Gifts that promote education and assist in the practice of medicine, and medication samples, are one of the few things that the pharmaceutical industry does with its massive profits that is ok and helpful and should be allowed. I have no problem with limiting excessive gifts, even though I had a good time going to a baseball game in a skybox, and I enjoyed the only football game that i ever went to. Ah, the good old days.I can't believe the financial value of some gifts that I heard about. Shame on you for accepting personal goods worth over 100 dollars with no medical value, or being flown out to a conference and being put up in a luxurious hotel for no good reason.

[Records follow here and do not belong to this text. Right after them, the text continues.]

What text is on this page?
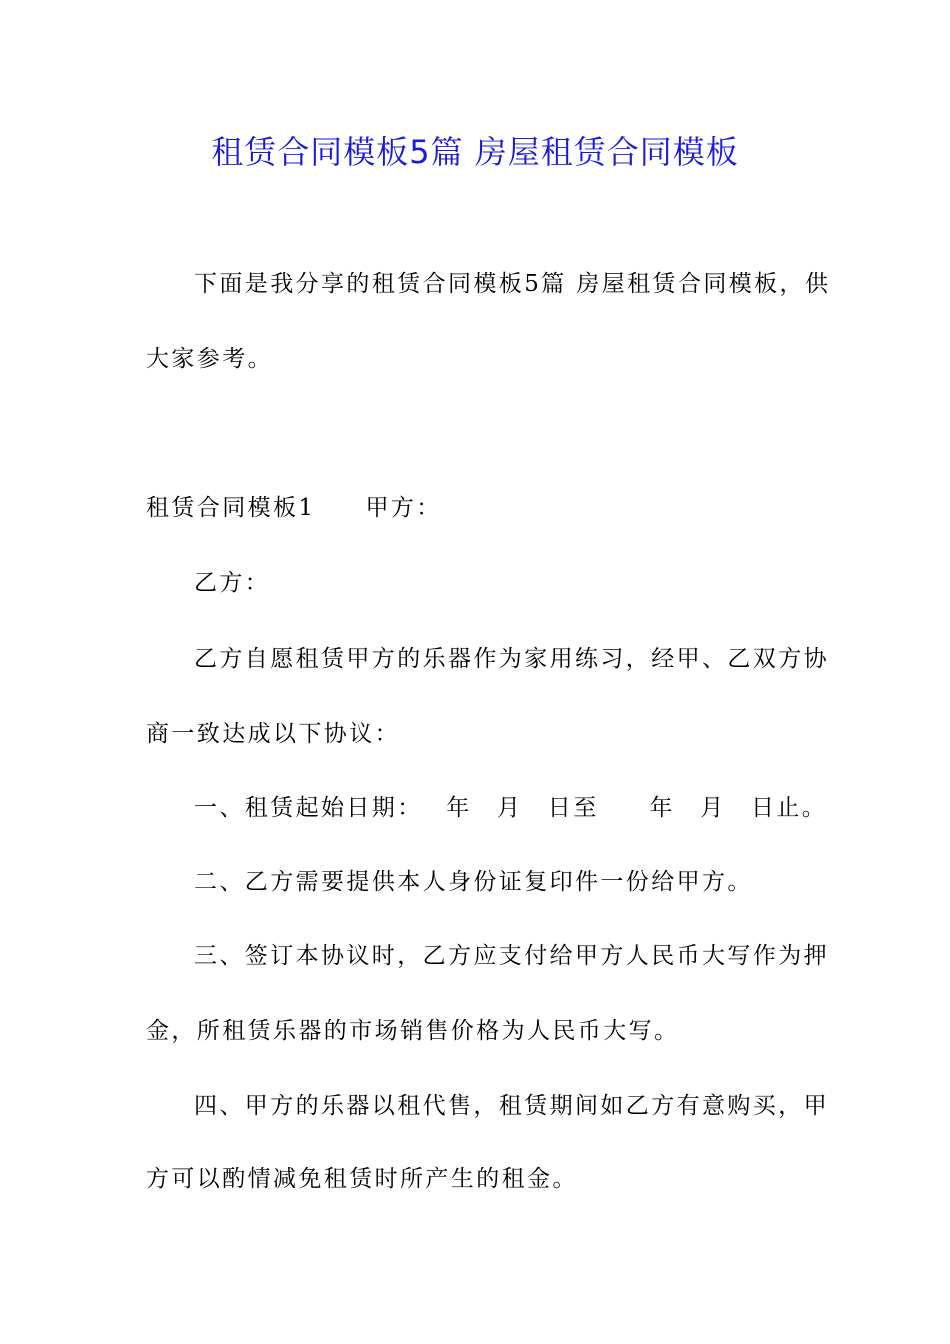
租赁合同模板5篇 房屋租赁合同模板
下面是我分享的租赁合同模板5篇 房屋租赁合同模板，供
大家参考。
租赁合同模板1 甲方：
乙方：
乙方自愿租赁甲方的乐器作为家用练习，经甲、乙双方协
商一致达成以下协议：
一、租赁起始日期：　 年　月　日至　　年　月　日止。
二、乙方需要提供本人身份证复印件一份给甲方。
三、签订本协议时，乙方应支付给甲方人民币大写作为押
金，所租赁乐器的市场销售价格为人民币大写。
四、甲方的乐器以租代售，租赁期间如乙方有意购买，甲
方可以酌情减免租赁时所产生的租金。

I think that gifts should go to patients as well, but given out by the doctor.

Public excess is really bad too. I remember going to a symphony at a local park, and there was a dinner for some physicians going on in the building that we had to pass through to get into the park area. It looked excessive and was obviously a drug dinner as there was a big sign.

I especially enjoyed having pens with the name of medications that I was using on them.

As far as being influenced to prescribe a particular medication: come on now, we are big boys and girls. We should have been educated about how to judge the quality of a study and its validity. We should have also been educated about some ethics. Those are standard subjects in medical school.

# LewHortillosaMD said on August 16, 2008 8:12 PM:

Baby and bath water thrown out together?